Bijzondere atletiekervaring

‘Ik vind de competitie leuk. Er was een keer een wedstrijd waarbij de estafette en het hoogspringen tegelijkertijd waren gepland. Ik rende de estafette, waardoor ik veel adrenaline had. Gelukkig ging het goed, waardoor de stress wegviel. Toen moest ik snel mijn spikes wisselen voor het hoogspringen en lukte het mij ook nog een PR te springen: 1.45 meter! Vervolgens behaalde mijn vriendin Mali ook de 1.45 meter. Na afloop gingen we naar de verjaardag van mijn opa. Een topdag!’

De afgelopen jaren heb ik ieder jaar meegedaan aan de meerkamp in Lisse. We blijven daar dan met ons team slapen in tenten, gezellig. Soms zijn er hele serieuze teams, die gaan dan om 21.00 uur al slapen, terwijl wij dan net beginnen met onze maaltijd. Ik doe deze wedstrijd niet mee om te winnen, het gaat in dit geval toch echt om de gezelligheid.’

Competitiewedstrijd bij AV’23 in 2019 | oto Boukje van Dijk

Leukste wedstrijd

‘We hebben een keer met ons team meegedaan aan de NK Estafette in Amstelveen. Met vier meiden deden we de Zweedse Estafette; Bente van der Lindert de 100 meter, ik de 200 meter, Mali Onyeike de 300 meter en Amelie de Wit deed de 400 meter. Tijdens onze race stonden we eerste en wonnen onze serie. We waren zo blij!
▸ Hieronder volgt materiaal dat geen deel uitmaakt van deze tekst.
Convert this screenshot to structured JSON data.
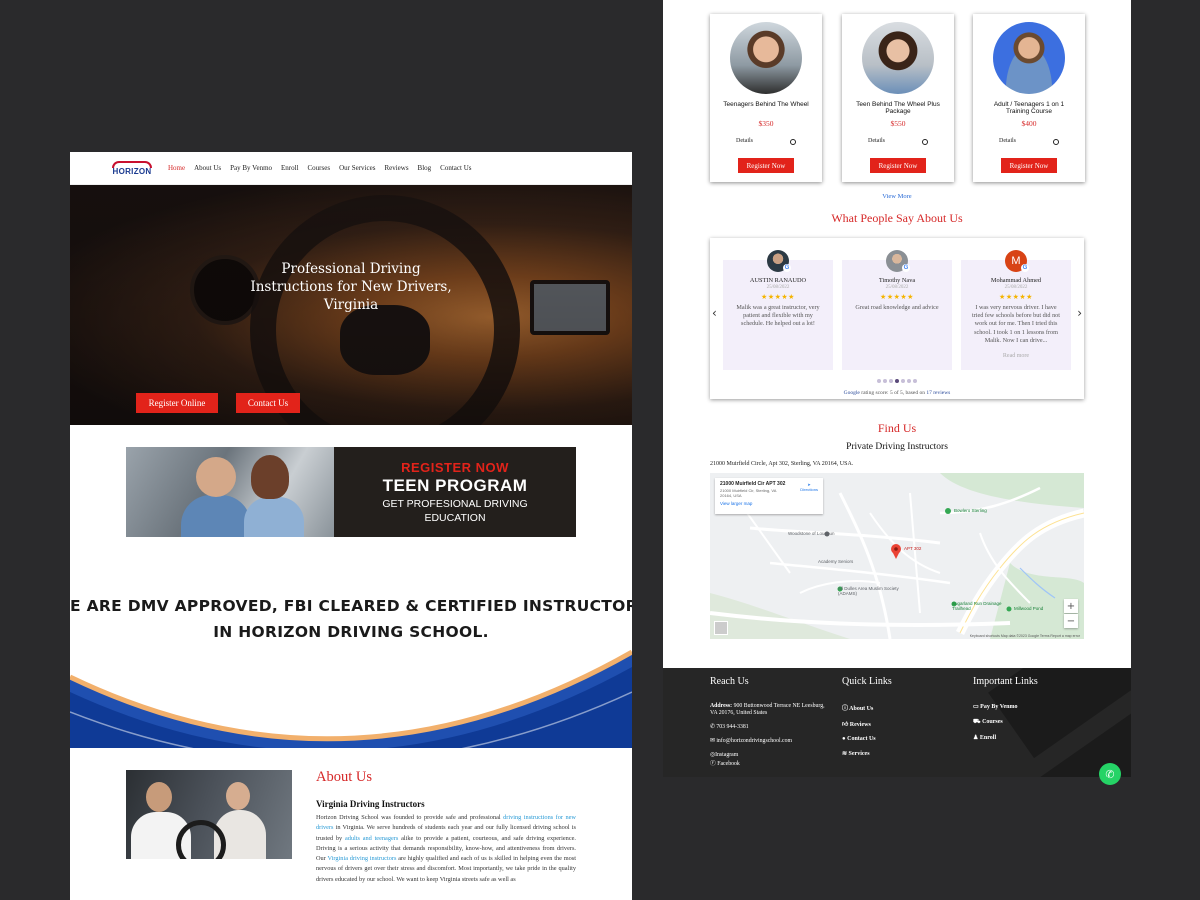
{
  "nav": {
    "logo": "HORIZON",
    "items": [
      "Home",
      "About Us",
      "Pay By Venmo",
      "Enroll",
      "Courses",
      "Our Services",
      "Reviews",
      "Blog",
      "Contact Us"
    ]
  },
  "hero": {
    "title_line1": "Professional Driving",
    "title_line2": "Instructions for New Drivers,",
    "title_line3": "Virginia",
    "btn_register": "Register Online",
    "btn_contact": "Contact Us"
  },
  "banner": {
    "line1": "REGISTER NOW",
    "line2": "TEEN PROGRAM",
    "line3": "GET PROFESIONAL DRIVING",
    "line4": "EDUCATION"
  },
  "dmv": {
    "line1": "WE ARE DMV APPROVED, FBI CLEARED & CERTIFIED INSTRUCTORS",
    "line2": "IN HORIZON DRIVING SCHOOL."
  },
  "about": {
    "title": "About Us",
    "subtitle": "Virginia Driving Instructors",
    "p1": "Horizon Driving School was founded to provide safe and professional ",
    "link1": "driving instructions for new drivers",
    "p2": " in Virginia. We serve hundreds of students each year and our fully licensed driving school is trusted by ",
    "link2": "adults and teenagers",
    "p3": " alike to provide a patient, courteous, and safe driving experience. Driving is a serious activity that demands responsibility, know-how, and attentiveness from drivers. Our ",
    "link3": "Virginia driving instructors",
    "p4": " are highly qualified and each of us is skilled in helping even the most nervous of drivers get over their stress and discomfort. Most importantly, we take pride in the quality drivers educated by our school. We want to keep Virginia streets safe as well as"
  },
  "courses": [
    {
      "title": "Teenagers Behind The Wheel",
      "price": "$350",
      "details": "Details",
      "button": "Register Now"
    },
    {
      "title": "Teen Behind The Wheel Plus Package",
      "price": "$550",
      "details": "Details",
      "button": "Register Now"
    },
    {
      "title": "Adult / Teenagers 1 on 1 Training Course",
      "price": "$400",
      "details": "Details",
      "button": "Register Now"
    }
  ],
  "view_more": "View More",
  "reviews_section": {
    "title": "What People Say About Us",
    "reviews": [
      {
        "name": "AUSTIN RANAUDO",
        "date": "25/08/2022",
        "stars": "★★★★★",
        "text": "Malik was a great instructor, very patient and flexible with my schedule. He helped out a lot!",
        "more": ""
      },
      {
        "name": "Timothy Nava",
        "date": "25/08/2022",
        "stars": "★★★★★",
        "text": "Great road knowledge and advice",
        "more": ""
      },
      {
        "name": "Mohammad Ahmed",
        "date": "25/08/2022",
        "stars": "★★★★★",
        "text": "I was very nervous driver. I have tried few schools before but did not work out for me. Then I tried this school. I took 1 on 1 lessons from Malik. Now I can drive...",
        "more": "Read more"
      }
    ],
    "rating_prefix": "Google",
    "rating_text": " rating score: 5 of 5, based on ",
    "rating_link": "17 reviews"
  },
  "find": {
    "title": "Find Us",
    "subtitle": "Private Driving Instructors",
    "address": "21000 Muirfield Circle, Apt 302, Sterling, VA 20164, USA.",
    "map_card_title": "21000 Muirfield Cir APT 302",
    "map_card_addr": "21000 Muirfield Cir, Sterling, VA 20164, USA",
    "map_card_link": "View larger map",
    "map_directions": "Directions",
    "pin_label": "APT 302",
    "poi1": "Bowlero Sterling",
    "poi2": "Woodstone of Loudoun",
    "poi3": "Academy Seniors",
    "poi4": "All Dulles Area Muslim Society (ADAMS)",
    "poi5": "Sugarland Run Drainage Trailhead",
    "poi6": "Millwood Pond",
    "zoom_in": "+",
    "zoom_out": "−",
    "map_footer": "Keyboard shortcuts   Map data ©2023 Google   Terms   Report a map error"
  },
  "footer": {
    "reach_title": "Reach Us",
    "address_label": "Address:",
    "address": " 900 Buttonwood Terrace NE Leesburg, VA 20176, United States",
    "phone": "703 944-3381",
    "email": "info@horizondrivingschool.com",
    "instagram": "Instagram",
    "facebook": "Facebook",
    "quick_title": "Quick Links",
    "quick_links": [
      "About Us",
      "Reviews",
      "Contact Us",
      "Services"
    ],
    "important_title": "Important Links",
    "important_links": [
      "Pay By Venmo",
      "Courses",
      "Enroll"
    ]
  },
  "colors": {
    "accent_red": "#e2231a",
    "brand_blue": "#1a3a8f",
    "link_blue": "#2a9bd6",
    "footer_bg": "#262626",
    "whatsapp": "#25d366"
  }
}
Uiteindelijk werden we negende overall, maar de sfeer en dat we eerste werden in onze eigen race was geweldig.’

‘In februari van dit jaar heb ik voor het eerst meegedaan aan de Apeldoorn Indoor wedstrijd. Het was bijzonder, maar ook wel spannend. Ons was gezegd dat we ruim van tevoren aanwezig moesten zijn. We kwamen dus anderhalf uur vooraf aan, ik zou de 60 meter gaan doen. Beneden is een inloophal en daarbij een callroom, allemaal indrukwekkend. Het was goed dat we zo vroeg waren, daardoor kon ik het goed in mij opnemen. Bij de wedstrijd werd ook mijn reactiesnelheid gemeten en deze was langzamer dan die van der rest. Bij de race maak ik het weer een beetje goed en kan ik anderen weer inhalen. Ik wilde niet meedoen met hoogspringen, dat vond ik te spannend. Ik zou dan echt tegen de besten van Nederland moeten, meiden die wel 180 cm hoog springen en ook twee jaar ouder zijn. Dan wacht ik liever een jaartje, voordat ik het ga proberen.’
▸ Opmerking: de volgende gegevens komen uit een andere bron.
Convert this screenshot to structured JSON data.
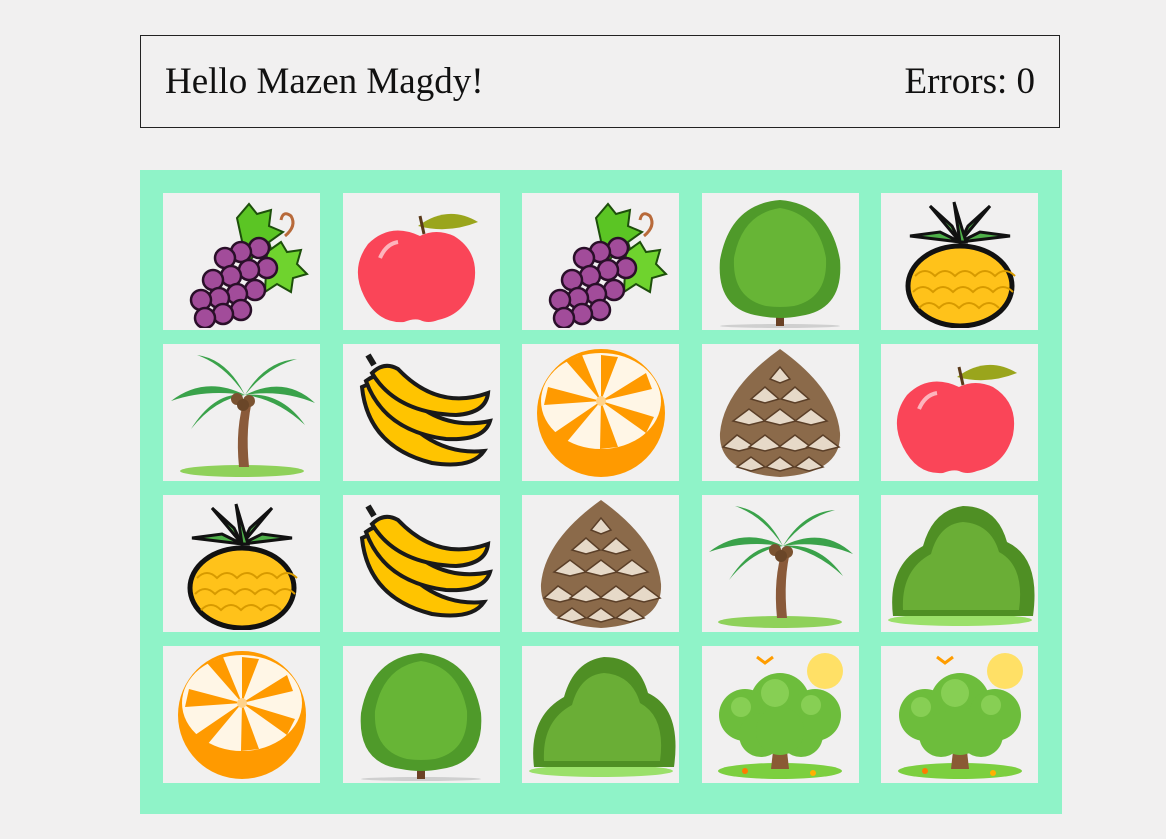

Trainer van de A2 pupillen

‘Het is nu mijn derde jaar als trainer, dus ik begon ermee toen ik twaalf was. Ik moest vanuit school een maatschappelijke stage lopen en ik was een beetje laat met dit regelen. Gelukkig kon in bij AV’23 terecht en mocht ik training geven aan de mini-pupillen. De stage duurt twee maanden, dus toen heb ik meteen de trainerscursus gevolgd. Ik vond het training geven zo leuk dat ik na deze stage trainer ben geworden bij de B-pupillen. Inmiddels zijn ze A2. Ik geef deze training samen met Mali Onyeike en Jules Hemels, de hoofdtrainers zijn Roy Marinus en Bram van der Jagt. Ook geef ik training aan de mini-pupillen samen met Tara Sannes en Jules Hemels. Het is altijd leuk en gezellig om training te geven aan de kinderen, vooral als ze enthousiast zijn. Het werkt altijd wel als je zelf enthousiast bent, dan worden zij dat ook! Ze hebben mij gevraagd of ik de trainerscursus niveau 3 wilde doen, dan kan ik hoofdtrainer worden. Misschien wil ik dat wel, daar denk ik nog even over na. Als je hoofdtrainer bent, heb je meer verantwoordelijkheden en ik heb het ook druk op school.’